Die Süddeutsche Zeitung mit Sitz in München muss es am besten wissen. Doch die Stunde ist gekommen, sich dieser dominanten tödlichen Einflussnahme zu widersetzen und für die Menschlichkeit mit Zivil-Courage zu kämpfen.
Unter dem Druck der Rüstungslobby hat sich Deutschland gesetzwidrig in das drittgrößte Rüstungsexportland der Welt verwandelt und ist den verheerenden Weg der Militarisierung der Politik gegangen, indem es dafür sorgt, zusammen mit anderen europäischen Ländern, Terror-Banden in Syrien zu bewaffnen, zu finanzieren und einen politischen Ausweg zu blockieren. Das deutsche Außenministerium unter dem Außenminister Guido Westerwelle hat sich blamabel für diese schändliche "Politik" ausgezeichnet. Da entwickelt sich eine verhängnisvolle Verquickung zwischen Politik und Verbrechen, eine Kette von Attentaten durch Auto-Bombenexplosionen, Granatenbeschuss und andere Terrorakte, ein abstoßender Zustand, der höchst dringlich einen grundsätzlichen Wandel im Westen erfordert. Die überwältigende Mehrheit der europäischen Bevölkerung will dezidiert diesen Wandel. Keine Region der Welt darf länger Opfer sein eines selbstsüchtigen Westens mit seiner Arroganz und Gefühllosigkeit. Moralfeldzüge führen zu nichts. Sie polarisieren und pervertieren das Denken und die politischen Lager, fördern den Fundamentalismus im Westen und bereiten den Boden für kriminelle Untaten. Schräge Figuren aus allen Ecken zeigen sich ohne Scham in diesem fanatischen Moralfeldzug. Zwei deutsche Publizisten, ein umstrittener Martin Walser und ein eitler Greis, Alfred Grosser, entblößen ihre inhumane, abartige Gedankenwelt vor der Öffentlichkeit ohne jede Hemmung und im Extrem. Ihr schmachvoller Text vom 7.12., der eine Kultur des Todes widerspiegelt und zum blanken Mord aufstachelt, schockiert jeden, der sich noch einen Sinn für Menschlichkeit und Anständigkeit bewahrt. Beide irreführenden schiefen Autoren, die offensichtlich zu NATO-Werkzeugen verkommen sind, repräsentieren jedoch nicht die Intellektualität und die Öffentlichkeit in Deutschland, sondern ihre eigene humane Misere. Allerdings sind ihre widerwärtigen skandalösen Äußerungen weitere Alarmzeichen für den geistigen Verfall der europäischen Gesellschaft, die sich von Grund auf ändern müsste.

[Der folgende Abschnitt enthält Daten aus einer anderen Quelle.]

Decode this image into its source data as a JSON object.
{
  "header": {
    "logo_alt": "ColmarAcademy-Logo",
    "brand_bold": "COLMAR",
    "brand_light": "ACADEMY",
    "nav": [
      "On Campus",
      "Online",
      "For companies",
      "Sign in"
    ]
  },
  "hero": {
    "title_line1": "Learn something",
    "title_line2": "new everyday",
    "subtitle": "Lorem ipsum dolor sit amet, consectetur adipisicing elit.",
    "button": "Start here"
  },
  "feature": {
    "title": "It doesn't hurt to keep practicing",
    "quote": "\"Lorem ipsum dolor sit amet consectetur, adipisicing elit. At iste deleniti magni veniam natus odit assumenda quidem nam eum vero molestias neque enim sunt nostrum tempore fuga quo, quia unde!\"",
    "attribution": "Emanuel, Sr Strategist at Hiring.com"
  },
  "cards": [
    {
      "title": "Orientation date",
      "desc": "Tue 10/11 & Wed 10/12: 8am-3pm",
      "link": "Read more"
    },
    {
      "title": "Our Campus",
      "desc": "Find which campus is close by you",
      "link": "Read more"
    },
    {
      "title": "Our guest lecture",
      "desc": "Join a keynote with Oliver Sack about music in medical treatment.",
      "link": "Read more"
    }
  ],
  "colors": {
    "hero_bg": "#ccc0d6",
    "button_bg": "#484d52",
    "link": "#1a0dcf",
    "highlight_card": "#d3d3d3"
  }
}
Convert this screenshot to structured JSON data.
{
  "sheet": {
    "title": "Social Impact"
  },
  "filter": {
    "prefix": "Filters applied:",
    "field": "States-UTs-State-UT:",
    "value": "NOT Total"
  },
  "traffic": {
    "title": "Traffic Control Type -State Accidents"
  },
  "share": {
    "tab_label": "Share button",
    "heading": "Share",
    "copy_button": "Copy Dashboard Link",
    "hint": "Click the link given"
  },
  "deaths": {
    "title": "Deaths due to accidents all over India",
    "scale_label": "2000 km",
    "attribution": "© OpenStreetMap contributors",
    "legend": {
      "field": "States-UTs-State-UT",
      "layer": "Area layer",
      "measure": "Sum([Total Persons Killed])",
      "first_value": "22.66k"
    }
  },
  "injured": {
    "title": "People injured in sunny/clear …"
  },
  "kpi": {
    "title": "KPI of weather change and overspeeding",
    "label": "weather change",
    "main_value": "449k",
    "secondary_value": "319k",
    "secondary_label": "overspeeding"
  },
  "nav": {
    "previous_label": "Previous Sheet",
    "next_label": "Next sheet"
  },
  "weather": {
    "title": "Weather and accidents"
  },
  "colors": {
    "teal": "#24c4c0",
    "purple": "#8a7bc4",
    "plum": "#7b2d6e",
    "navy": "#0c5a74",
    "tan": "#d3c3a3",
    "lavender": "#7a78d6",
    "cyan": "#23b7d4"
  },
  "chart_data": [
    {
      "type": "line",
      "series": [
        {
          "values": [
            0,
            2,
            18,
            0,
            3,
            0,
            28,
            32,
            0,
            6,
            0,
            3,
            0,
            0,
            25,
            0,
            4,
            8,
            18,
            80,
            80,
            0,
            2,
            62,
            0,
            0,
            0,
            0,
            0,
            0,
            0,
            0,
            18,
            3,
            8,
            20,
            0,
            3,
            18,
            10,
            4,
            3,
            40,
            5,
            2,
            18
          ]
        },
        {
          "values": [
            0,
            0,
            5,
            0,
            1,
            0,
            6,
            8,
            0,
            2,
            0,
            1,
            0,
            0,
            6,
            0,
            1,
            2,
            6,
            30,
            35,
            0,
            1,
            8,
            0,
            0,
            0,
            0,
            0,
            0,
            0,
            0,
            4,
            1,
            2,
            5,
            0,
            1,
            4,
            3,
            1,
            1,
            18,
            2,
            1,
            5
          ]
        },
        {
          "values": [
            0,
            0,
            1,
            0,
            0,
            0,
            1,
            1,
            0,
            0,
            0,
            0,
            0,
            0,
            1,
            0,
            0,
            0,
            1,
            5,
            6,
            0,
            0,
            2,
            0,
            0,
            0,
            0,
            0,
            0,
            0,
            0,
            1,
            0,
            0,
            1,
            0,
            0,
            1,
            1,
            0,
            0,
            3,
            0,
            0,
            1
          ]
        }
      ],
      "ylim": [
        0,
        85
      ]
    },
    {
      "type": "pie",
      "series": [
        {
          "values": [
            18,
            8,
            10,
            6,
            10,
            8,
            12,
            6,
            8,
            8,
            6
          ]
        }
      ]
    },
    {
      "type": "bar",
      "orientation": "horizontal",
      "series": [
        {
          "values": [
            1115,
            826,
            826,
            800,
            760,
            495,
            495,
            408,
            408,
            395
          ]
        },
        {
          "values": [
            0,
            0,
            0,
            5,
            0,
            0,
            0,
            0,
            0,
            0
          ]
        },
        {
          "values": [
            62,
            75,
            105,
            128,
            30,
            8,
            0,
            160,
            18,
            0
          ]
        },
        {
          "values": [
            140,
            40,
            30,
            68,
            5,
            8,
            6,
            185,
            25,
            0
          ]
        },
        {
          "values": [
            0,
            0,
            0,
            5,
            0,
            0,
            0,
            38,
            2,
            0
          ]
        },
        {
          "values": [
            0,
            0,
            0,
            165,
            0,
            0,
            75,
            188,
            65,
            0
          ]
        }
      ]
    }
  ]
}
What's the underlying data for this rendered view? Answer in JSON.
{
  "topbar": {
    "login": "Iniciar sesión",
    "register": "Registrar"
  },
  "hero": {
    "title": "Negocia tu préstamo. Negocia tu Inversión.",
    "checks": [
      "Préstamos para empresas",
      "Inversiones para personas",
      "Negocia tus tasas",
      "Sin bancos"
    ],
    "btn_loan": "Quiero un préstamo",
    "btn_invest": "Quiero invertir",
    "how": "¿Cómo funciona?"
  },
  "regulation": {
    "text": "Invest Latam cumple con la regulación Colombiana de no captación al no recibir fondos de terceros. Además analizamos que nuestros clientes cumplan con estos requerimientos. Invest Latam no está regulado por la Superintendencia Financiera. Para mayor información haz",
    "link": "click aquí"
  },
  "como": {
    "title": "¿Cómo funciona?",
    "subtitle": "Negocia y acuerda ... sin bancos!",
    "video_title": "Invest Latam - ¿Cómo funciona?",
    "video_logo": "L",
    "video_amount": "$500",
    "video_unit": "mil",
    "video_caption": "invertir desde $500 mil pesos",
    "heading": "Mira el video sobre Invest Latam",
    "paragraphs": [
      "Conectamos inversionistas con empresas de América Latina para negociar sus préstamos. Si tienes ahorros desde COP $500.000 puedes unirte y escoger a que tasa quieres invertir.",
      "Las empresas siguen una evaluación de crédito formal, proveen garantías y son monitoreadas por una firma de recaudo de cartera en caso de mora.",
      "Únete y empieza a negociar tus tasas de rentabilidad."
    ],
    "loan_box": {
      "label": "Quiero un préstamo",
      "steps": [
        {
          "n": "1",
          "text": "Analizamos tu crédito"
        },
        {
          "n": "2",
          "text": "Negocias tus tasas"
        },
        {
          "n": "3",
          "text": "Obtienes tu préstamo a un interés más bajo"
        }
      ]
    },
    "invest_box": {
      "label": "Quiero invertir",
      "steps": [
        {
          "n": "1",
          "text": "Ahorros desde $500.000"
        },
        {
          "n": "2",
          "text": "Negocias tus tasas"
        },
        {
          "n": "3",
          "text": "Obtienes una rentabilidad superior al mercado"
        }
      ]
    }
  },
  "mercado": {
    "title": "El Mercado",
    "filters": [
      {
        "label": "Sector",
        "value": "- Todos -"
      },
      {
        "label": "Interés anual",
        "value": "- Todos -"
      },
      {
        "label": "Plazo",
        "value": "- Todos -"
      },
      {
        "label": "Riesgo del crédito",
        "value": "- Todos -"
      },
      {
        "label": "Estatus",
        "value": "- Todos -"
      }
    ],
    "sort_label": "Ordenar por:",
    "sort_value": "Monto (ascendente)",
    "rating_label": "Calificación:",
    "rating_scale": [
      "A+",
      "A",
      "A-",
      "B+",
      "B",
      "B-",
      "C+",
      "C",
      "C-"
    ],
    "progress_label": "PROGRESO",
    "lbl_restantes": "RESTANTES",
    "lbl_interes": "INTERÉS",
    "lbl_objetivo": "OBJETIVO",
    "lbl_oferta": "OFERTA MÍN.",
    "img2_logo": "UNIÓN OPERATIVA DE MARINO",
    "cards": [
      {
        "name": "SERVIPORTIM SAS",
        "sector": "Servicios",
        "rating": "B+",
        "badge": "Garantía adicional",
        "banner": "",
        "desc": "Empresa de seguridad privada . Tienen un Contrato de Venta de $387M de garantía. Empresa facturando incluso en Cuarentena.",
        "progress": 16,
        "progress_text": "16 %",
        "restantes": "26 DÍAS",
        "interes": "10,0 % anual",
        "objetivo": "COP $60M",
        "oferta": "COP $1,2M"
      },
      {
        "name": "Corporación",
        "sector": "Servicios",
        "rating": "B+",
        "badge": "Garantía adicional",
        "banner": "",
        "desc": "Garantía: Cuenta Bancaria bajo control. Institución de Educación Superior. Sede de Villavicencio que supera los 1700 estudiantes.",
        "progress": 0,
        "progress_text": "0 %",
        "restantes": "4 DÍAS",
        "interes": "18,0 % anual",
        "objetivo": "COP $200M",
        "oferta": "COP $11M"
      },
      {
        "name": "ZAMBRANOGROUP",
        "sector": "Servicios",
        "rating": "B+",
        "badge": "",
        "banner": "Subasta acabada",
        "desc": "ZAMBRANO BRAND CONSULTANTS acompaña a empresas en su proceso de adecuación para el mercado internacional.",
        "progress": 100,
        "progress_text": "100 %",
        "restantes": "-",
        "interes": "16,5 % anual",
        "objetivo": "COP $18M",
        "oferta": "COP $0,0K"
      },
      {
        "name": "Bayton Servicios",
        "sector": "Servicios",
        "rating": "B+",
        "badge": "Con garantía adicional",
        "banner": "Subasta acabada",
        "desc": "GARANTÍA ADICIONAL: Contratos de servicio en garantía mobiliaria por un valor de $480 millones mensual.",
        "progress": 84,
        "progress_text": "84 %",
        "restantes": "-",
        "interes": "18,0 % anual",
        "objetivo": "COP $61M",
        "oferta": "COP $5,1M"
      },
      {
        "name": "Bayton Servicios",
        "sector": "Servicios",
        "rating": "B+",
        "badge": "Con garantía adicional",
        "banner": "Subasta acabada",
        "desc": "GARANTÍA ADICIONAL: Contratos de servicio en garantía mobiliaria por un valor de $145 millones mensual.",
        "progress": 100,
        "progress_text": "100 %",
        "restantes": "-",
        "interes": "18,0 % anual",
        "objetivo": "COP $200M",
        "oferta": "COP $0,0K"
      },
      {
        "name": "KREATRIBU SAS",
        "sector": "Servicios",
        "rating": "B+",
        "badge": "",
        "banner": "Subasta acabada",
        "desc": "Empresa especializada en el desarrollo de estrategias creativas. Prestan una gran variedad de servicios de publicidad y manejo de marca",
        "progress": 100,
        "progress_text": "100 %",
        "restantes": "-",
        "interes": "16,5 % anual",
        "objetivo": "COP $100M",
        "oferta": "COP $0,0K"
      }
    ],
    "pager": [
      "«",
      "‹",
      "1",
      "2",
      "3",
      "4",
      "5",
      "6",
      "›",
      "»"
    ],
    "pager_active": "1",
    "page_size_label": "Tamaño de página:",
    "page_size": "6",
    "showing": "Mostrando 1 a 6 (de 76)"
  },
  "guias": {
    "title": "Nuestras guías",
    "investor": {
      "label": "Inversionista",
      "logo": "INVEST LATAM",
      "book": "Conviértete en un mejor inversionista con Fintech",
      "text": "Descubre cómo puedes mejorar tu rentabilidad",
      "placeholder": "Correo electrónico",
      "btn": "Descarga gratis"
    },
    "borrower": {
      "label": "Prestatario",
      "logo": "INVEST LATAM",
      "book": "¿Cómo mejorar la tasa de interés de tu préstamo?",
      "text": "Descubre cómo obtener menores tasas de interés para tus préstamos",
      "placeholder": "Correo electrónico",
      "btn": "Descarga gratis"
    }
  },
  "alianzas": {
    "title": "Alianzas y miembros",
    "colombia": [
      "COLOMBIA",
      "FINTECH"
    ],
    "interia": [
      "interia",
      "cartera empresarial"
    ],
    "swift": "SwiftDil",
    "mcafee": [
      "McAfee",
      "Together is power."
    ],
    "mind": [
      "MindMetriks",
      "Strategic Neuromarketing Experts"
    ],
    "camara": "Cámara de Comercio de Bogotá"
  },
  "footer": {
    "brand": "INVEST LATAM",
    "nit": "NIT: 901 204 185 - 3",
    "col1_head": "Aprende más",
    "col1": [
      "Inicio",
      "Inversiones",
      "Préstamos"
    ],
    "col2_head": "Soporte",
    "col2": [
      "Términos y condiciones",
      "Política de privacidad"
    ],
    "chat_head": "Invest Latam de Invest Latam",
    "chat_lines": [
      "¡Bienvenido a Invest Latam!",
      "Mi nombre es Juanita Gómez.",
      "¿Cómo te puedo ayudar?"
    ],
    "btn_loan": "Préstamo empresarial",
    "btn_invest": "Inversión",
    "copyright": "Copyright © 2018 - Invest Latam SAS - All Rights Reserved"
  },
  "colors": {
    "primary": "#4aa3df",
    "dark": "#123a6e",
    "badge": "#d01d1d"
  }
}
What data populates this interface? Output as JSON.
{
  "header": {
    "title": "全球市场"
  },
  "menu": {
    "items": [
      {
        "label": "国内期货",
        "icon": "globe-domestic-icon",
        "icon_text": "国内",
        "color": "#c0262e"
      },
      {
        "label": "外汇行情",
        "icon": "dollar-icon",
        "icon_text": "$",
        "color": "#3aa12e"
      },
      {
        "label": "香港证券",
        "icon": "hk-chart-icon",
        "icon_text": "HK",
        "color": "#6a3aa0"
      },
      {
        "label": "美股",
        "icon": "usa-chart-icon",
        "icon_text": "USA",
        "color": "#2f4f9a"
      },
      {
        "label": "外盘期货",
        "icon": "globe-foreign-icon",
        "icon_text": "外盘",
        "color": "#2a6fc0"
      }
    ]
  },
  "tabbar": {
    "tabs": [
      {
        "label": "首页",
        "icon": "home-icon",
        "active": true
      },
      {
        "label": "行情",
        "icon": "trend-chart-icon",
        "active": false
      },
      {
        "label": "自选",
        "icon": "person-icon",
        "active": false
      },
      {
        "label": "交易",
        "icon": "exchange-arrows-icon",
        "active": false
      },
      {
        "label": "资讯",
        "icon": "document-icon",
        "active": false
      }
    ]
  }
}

"Die Kämpfe in Syrien könnten an Härte zunehmen. Zehntausende, vielleicht Hunderttausende Zivilisten könnten ihr Leben verlieren", hat der russische Vizeaußenminister Michail Bogdanow gewarnt. Welche Staaten akzeptieren diesen Preis für den Sturz des syrischen Präsidenten? Für Russland und andere normale Länder sei das absolut inakzeptabel. Moskau habe immer auf einer politischen Lösung beharrt, daran habe sich nichts geändert, hört man von dem außenpolitischen Sprecher des russischen Außenministeriums. Was hört man aus Deutschland?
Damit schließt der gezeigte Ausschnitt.